Thanks - I'll try this when I get home, tonight.

I don't have the DRI section in xorg.conf - atm it's just a default xorg.conf with "vesa" replaced with "radeonhd" - I'm working on a new install.

I unmasked the whole ~amd64 branch but I haven't updated X since that - I think I'm currently on 7.2.

I'll look for mesa. I do recall glxinfo listing Mesa in the first few lines of output, before all the supported GL_ constants.

----------

## Charlie.

After doing a full update of world and explicitly emerging mesa and xorg-x11, I have achieved DRI! I have also managed to resolve all AIGLX warnings and errors in Xorg's log.

glxgears runs smoother, now, but reports a lower frame rate. I think the earlier one was incorrectly reported.

All that's left to do is get Compiz up on my XFCE box instead of XFWM.

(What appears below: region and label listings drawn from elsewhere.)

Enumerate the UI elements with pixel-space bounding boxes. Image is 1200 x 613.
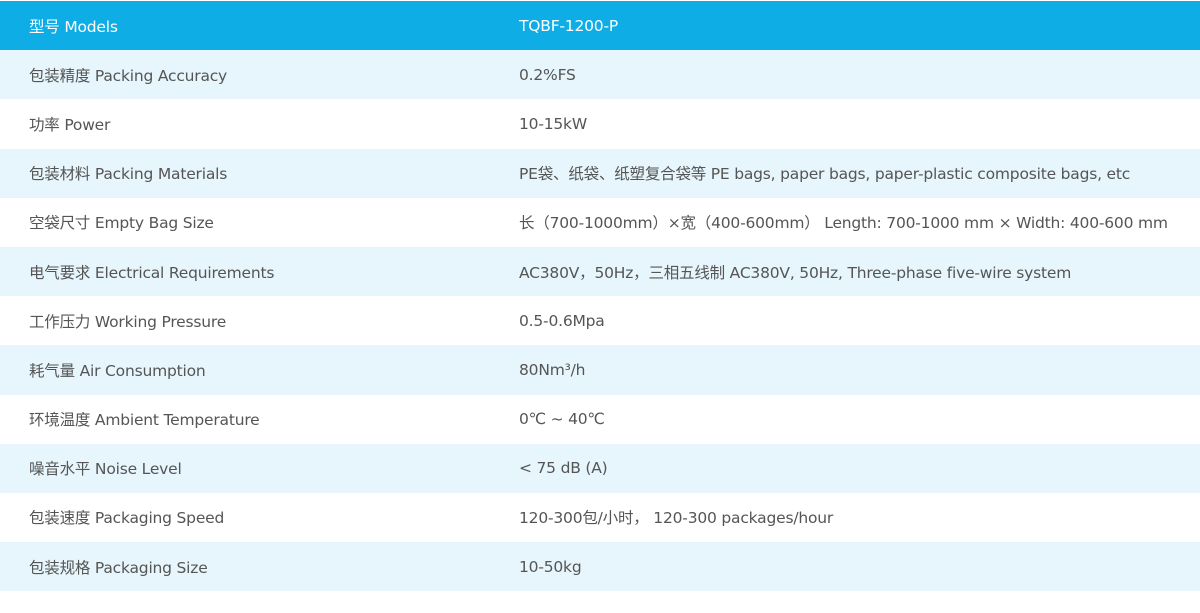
table-row: 电气要求 Electrical Requirements AC380V，50Hz，… [0, 246, 1200, 297]
spec-value: 0.2%FS [519, 65, 576, 84]
spec-value: < 75 dB (A) [519, 459, 608, 478]
spec-label: 功率 Power [29, 115, 111, 134]
spec-value: 10-15kW [519, 114, 587, 133]
spec-value: 120-300包/小时， 120-300 packages/hour [519, 509, 834, 528]
spec-value: AC380V，50Hz，三相五线制 AC380V, 50Hz, Three-ph… [519, 263, 1072, 282]
spec-value: TQBF-1200-P [519, 16, 618, 35]
table-row: 包装速度 Packaging Speed 120-300包/小时， 120-300… [0, 493, 1200, 542]
spec-label: 电气要求 Electrical Requirements [29, 263, 275, 282]
table-row: 功率 Power 10-15kW [0, 99, 1200, 148]
table-header-row: 型号 Models TQBF-1200-P [0, 1, 1200, 51]
spec-value: 80Nm³/h [519, 360, 586, 379]
spec-label: 包装精度 Packing Accuracy [29, 66, 228, 85]
table-row: 耗气量 Air Consumption 80Nm³/h [0, 345, 1200, 395]
table-row: 环境温度 Ambient Temperature 0℃ ~ 40℃ [0, 395, 1200, 444]
spec-label: 空袋尺寸 Empty Bag Size [29, 214, 214, 233]
spec-value: 0.5-0.6Mpa [519, 311, 605, 330]
spec-label: 工作压力 Working Pressure [29, 312, 227, 331]
spec-table: 型号 Models TQBF-1200-P 包装精度 Packing Accur… [0, 1, 1200, 592]
spec-label: 包装速度 Packaging Speed [29, 509, 225, 528]
spec-value: 10-50kg [519, 557, 582, 576]
table-row: 空袋尺寸 Empty Bag Size 长（700-1000mm）×宽（400-6… [0, 198, 1200, 247]
spec-label: 耗气量 Air Consumption [29, 361, 206, 380]
table-row: 噪音水平 Noise Level < 75 dB (A) [0, 443, 1200, 493]
table-row: 包装规格 Packaging Size 10-50kg [0, 542, 1200, 592]
spec-value: 长（700-1000mm）×宽（400-600mm） Length: 700-1… [519, 214, 1168, 233]
spec-value: PE袋、纸袋、纸塑复合袋等 PE bags, paper bags, paper… [519, 165, 1131, 184]
spec-label: 环境温度 Ambient Temperature [29, 411, 260, 430]
spec-label: 包装规格 Packaging Size [29, 558, 208, 577]
spec-label: 噪音水平 Noise Level [29, 460, 182, 479]
spec-label: 包装材料 Packing Materials [29, 165, 228, 184]
spec-value: 0℃ ~ 40℃ [519, 410, 605, 429]
table-row: 工作压力 Working Pressure 0.5-0.6Mpa [0, 296, 1200, 345]
table-row: 包装精度 Packing Accuracy 0.2%FS [0, 50, 1200, 100]
table-row: 包装材料 Packing Materials PE袋、纸袋、纸塑复合袋等 PE b… [0, 148, 1200, 198]
spec-label: 型号 Models [29, 17, 118, 36]
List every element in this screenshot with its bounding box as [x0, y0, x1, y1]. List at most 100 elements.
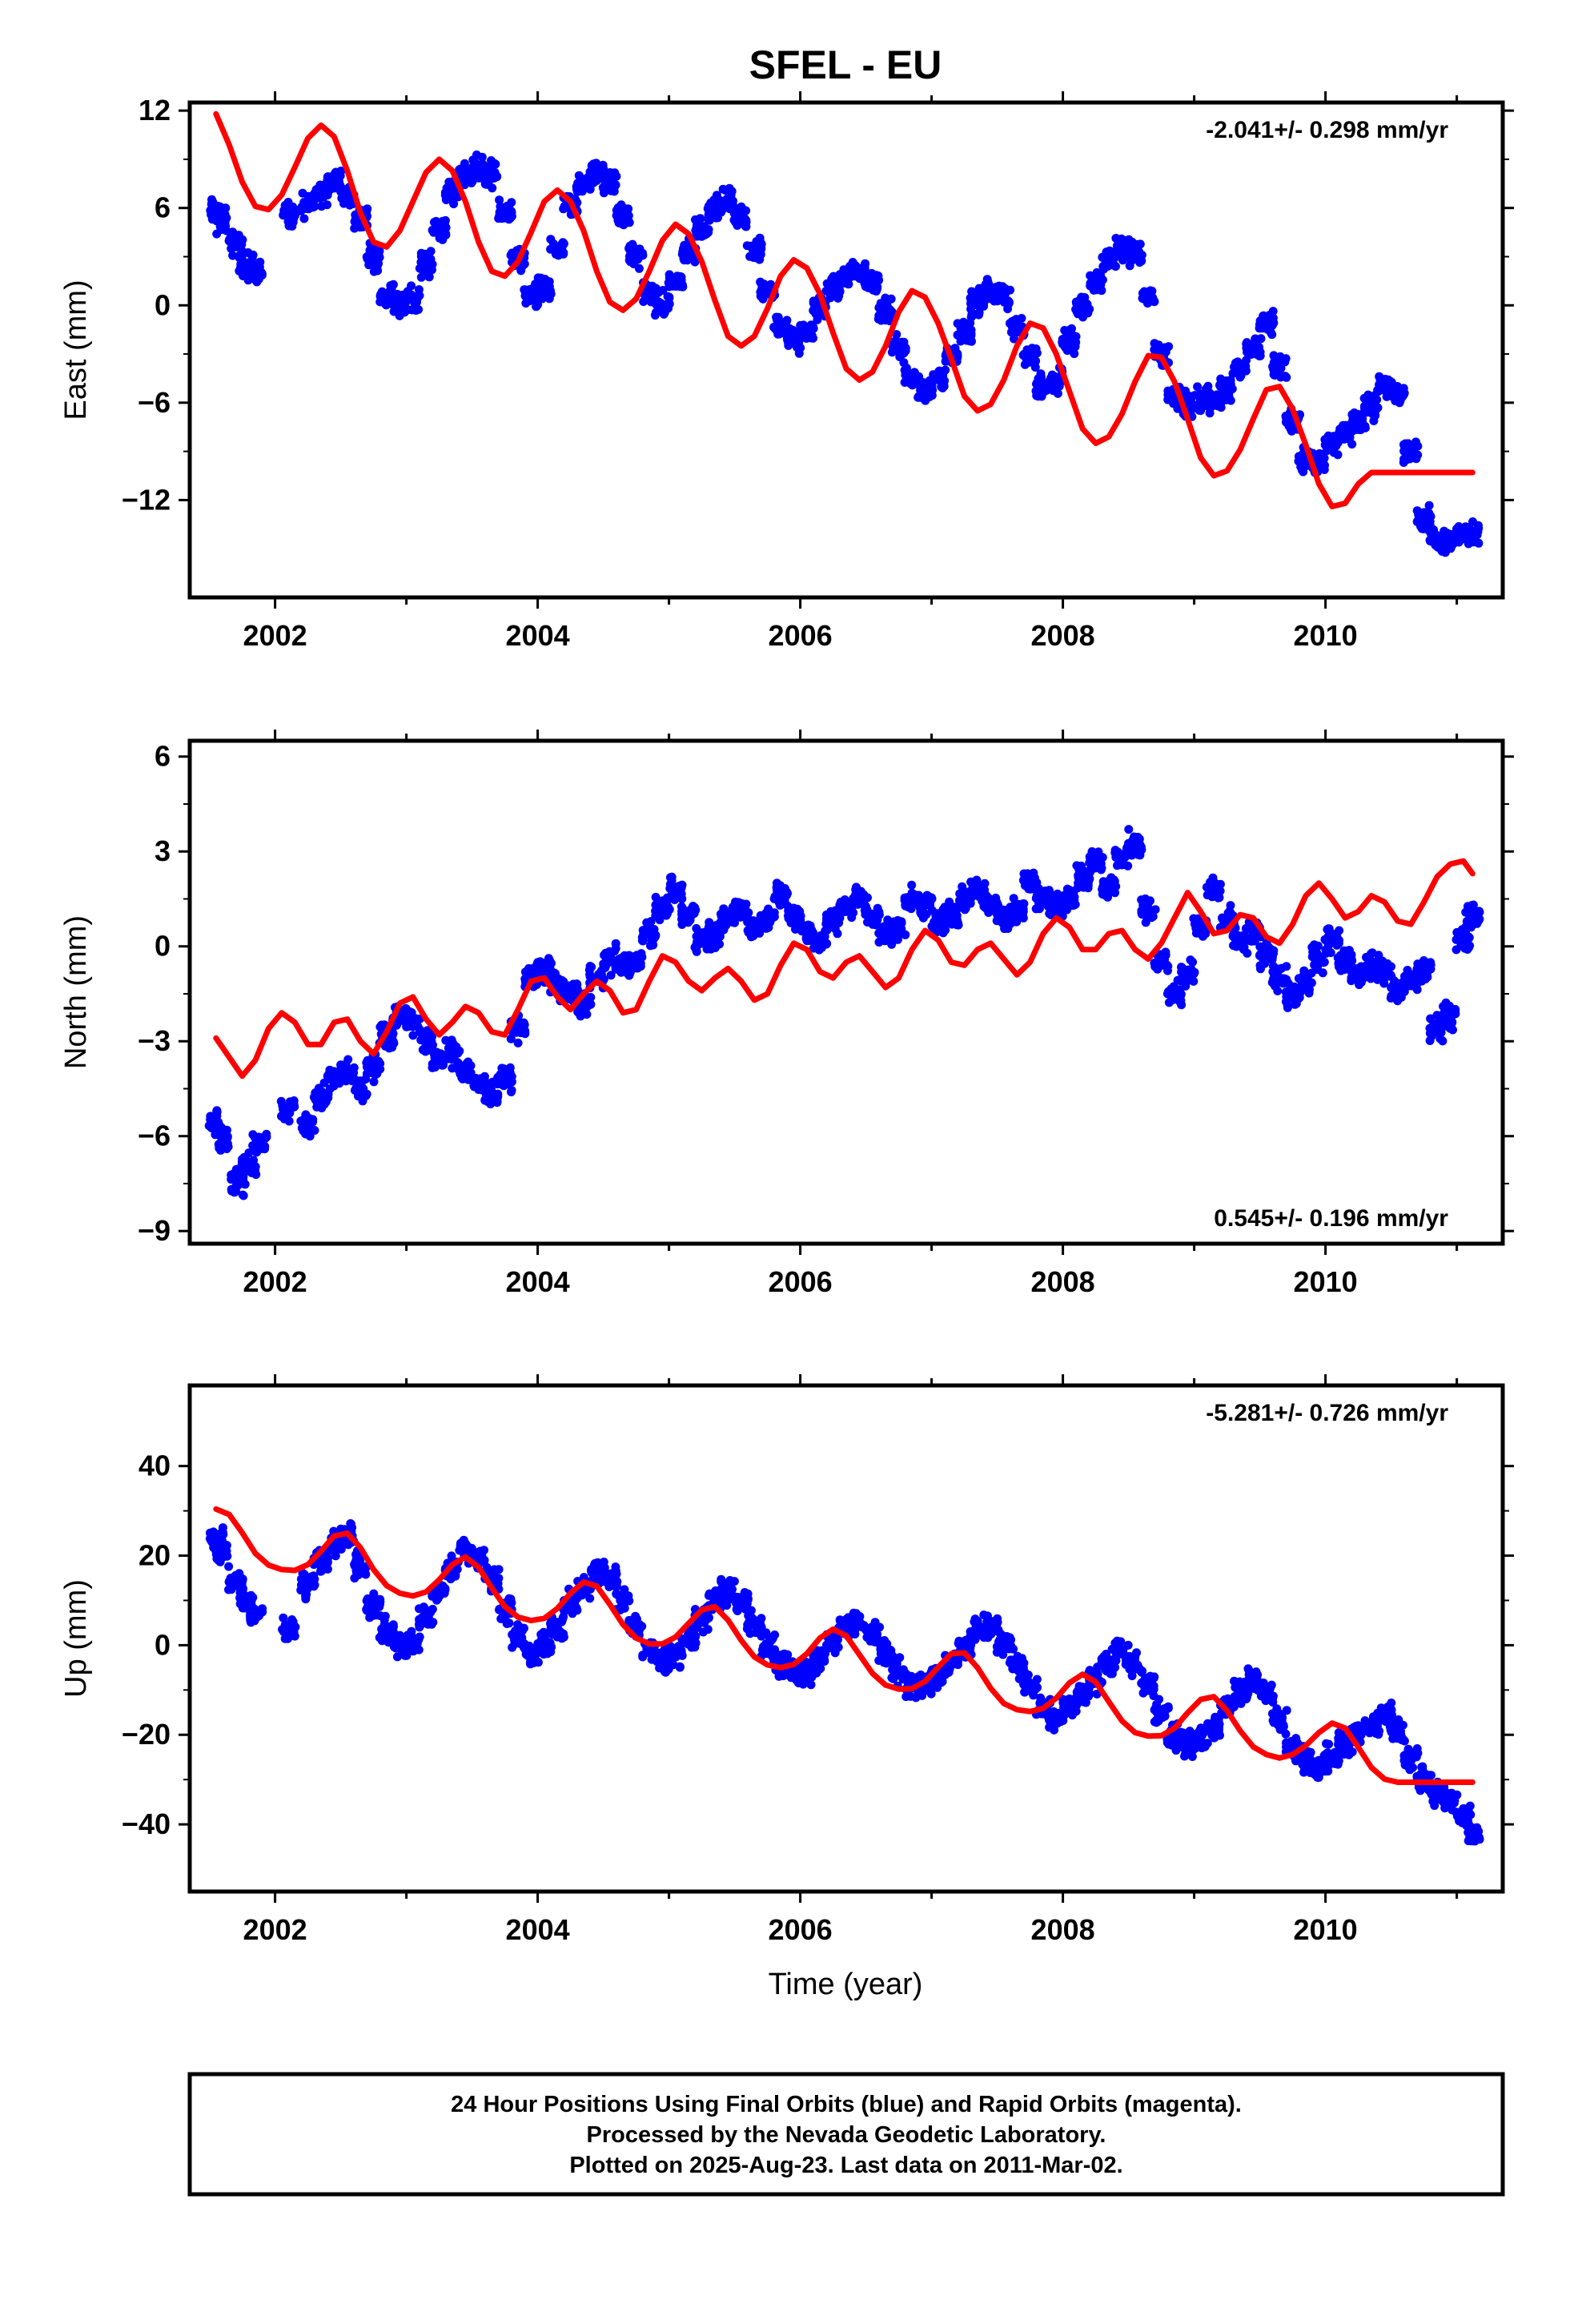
data-point	[396, 301, 405, 311]
data-point	[330, 1080, 339, 1089]
data-point	[1181, 386, 1191, 396]
data-point	[444, 177, 454, 187]
data-point	[1425, 535, 1435, 545]
data-point	[1254, 348, 1263, 357]
data-point	[516, 266, 526, 275]
data-point	[417, 262, 426, 271]
data-point	[729, 916, 739, 926]
data-point	[1427, 526, 1437, 536]
data-point	[1133, 246, 1142, 255]
data-point	[705, 939, 715, 948]
data-point	[599, 188, 608, 198]
data-point	[927, 894, 937, 903]
data-point	[857, 899, 866, 908]
data-point	[244, 1148, 254, 1158]
data-point	[552, 981, 561, 991]
data-point	[680, 240, 689, 250]
data-point	[331, 167, 340, 177]
data-point	[215, 1127, 225, 1136]
data-point	[1241, 365, 1251, 375]
data-point	[1242, 340, 1251, 348]
data-point	[1323, 937, 1333, 947]
data-point	[544, 294, 554, 304]
data-point	[1087, 846, 1097, 856]
data-point	[1099, 264, 1109, 274]
data-point	[231, 1176, 241, 1185]
data-point	[414, 305, 424, 314]
data-point	[656, 299, 666, 308]
data-point	[1206, 403, 1215, 412]
data-point	[1018, 875, 1028, 885]
data-point	[611, 939, 620, 948]
data-point	[1211, 889, 1219, 899]
data-point	[1000, 922, 1010, 931]
data-point	[1034, 884, 1043, 894]
data-point	[299, 214, 309, 223]
data-point	[730, 209, 740, 219]
data-point	[1368, 400, 1378, 410]
data-point	[466, 1061, 476, 1071]
data-point	[424, 272, 434, 282]
data-point	[996, 911, 1006, 920]
data-point	[640, 930, 650, 939]
data-point	[877, 305, 885, 315]
data-point	[1146, 289, 1154, 299]
y-tick-label: −6	[138, 386, 171, 419]
data-point	[863, 893, 872, 903]
data-point	[1304, 988, 1314, 998]
data-point	[636, 951, 645, 961]
data-point	[546, 244, 556, 254]
data-point	[624, 218, 634, 227]
data-point	[868, 919, 877, 929]
data-point	[362, 252, 371, 262]
data-point	[712, 213, 721, 223]
data-point	[926, 901, 935, 911]
data-point	[655, 915, 665, 925]
data-point	[1359, 401, 1369, 411]
data-point	[813, 315, 822, 324]
data-point	[666, 873, 675, 883]
data-point	[919, 911, 929, 920]
data-point	[756, 292, 765, 301]
data-point	[930, 917, 939, 927]
data-point	[879, 923, 889, 933]
data-point	[741, 899, 751, 909]
y-tick-label: 6	[155, 191, 171, 224]
data-point	[690, 903, 700, 912]
data-point	[720, 196, 729, 206]
data-point	[489, 173, 499, 183]
data-point	[1112, 241, 1122, 251]
data-point	[811, 305, 821, 315]
data-point	[225, 235, 234, 244]
data-point	[339, 199, 348, 208]
data-point	[369, 1077, 379, 1087]
data-point	[495, 195, 504, 205]
data-point	[1203, 381, 1213, 391]
data-point	[1334, 959, 1343, 967]
data-point	[349, 1063, 359, 1072]
data-point	[918, 393, 928, 403]
data-point	[1344, 946, 1354, 955]
data-point	[480, 1095, 490, 1104]
data-point	[982, 275, 992, 284]
x-tick-label: 2002	[243, 619, 307, 652]
data-point	[753, 251, 762, 261]
data-point	[301, 1110, 311, 1120]
data-point	[533, 286, 543, 296]
data-point	[677, 881, 686, 891]
data-point	[874, 938, 884, 947]
data-point	[695, 225, 705, 235]
data-point	[1017, 906, 1026, 915]
data-point	[1216, 403, 1226, 412]
data-point	[1315, 455, 1324, 464]
data-point	[933, 911, 942, 920]
data-point	[1452, 524, 1461, 533]
data-point	[863, 278, 873, 287]
data-point	[388, 279, 398, 289]
data-point	[606, 971, 616, 980]
data-point	[958, 882, 967, 891]
data-point	[794, 348, 804, 358]
data-point	[1032, 348, 1042, 358]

https://forums.gentoo.org/viewtopic-p-5265770.html#5265770

----------

## VinzC

Out of curiosity, what frame rate does glxgears now prompt?

----------

## Charlie.

Just under 700 on my X1900XTX with a bunch of stuff running - I wasn't in proper benchmark mode.

----------

## rodoke

VinzC: Did you just happen to be running the unstable versions of X.org and mesa, or did you upgrade in order to get DRI working? I'm on the stable versions of both packages now. I really don't want to de-keyword xorg-x11 unless I've got no other choice.

----------

## VinzC

 *rodoke wrote:*   

> VinzC: Did you just happen to be running the unstable versions of X.org and mesa, or did you upgrade in order to get DRI working? I'm on the stable versions of both packages now. I really don't want to de-keyword xorg-x11 unless I've got no other choice.

 

I had to de-keyword as mentioned above to run the latest Xorg stuff. I'm not using hard masked packages at all, just ~packages.

----------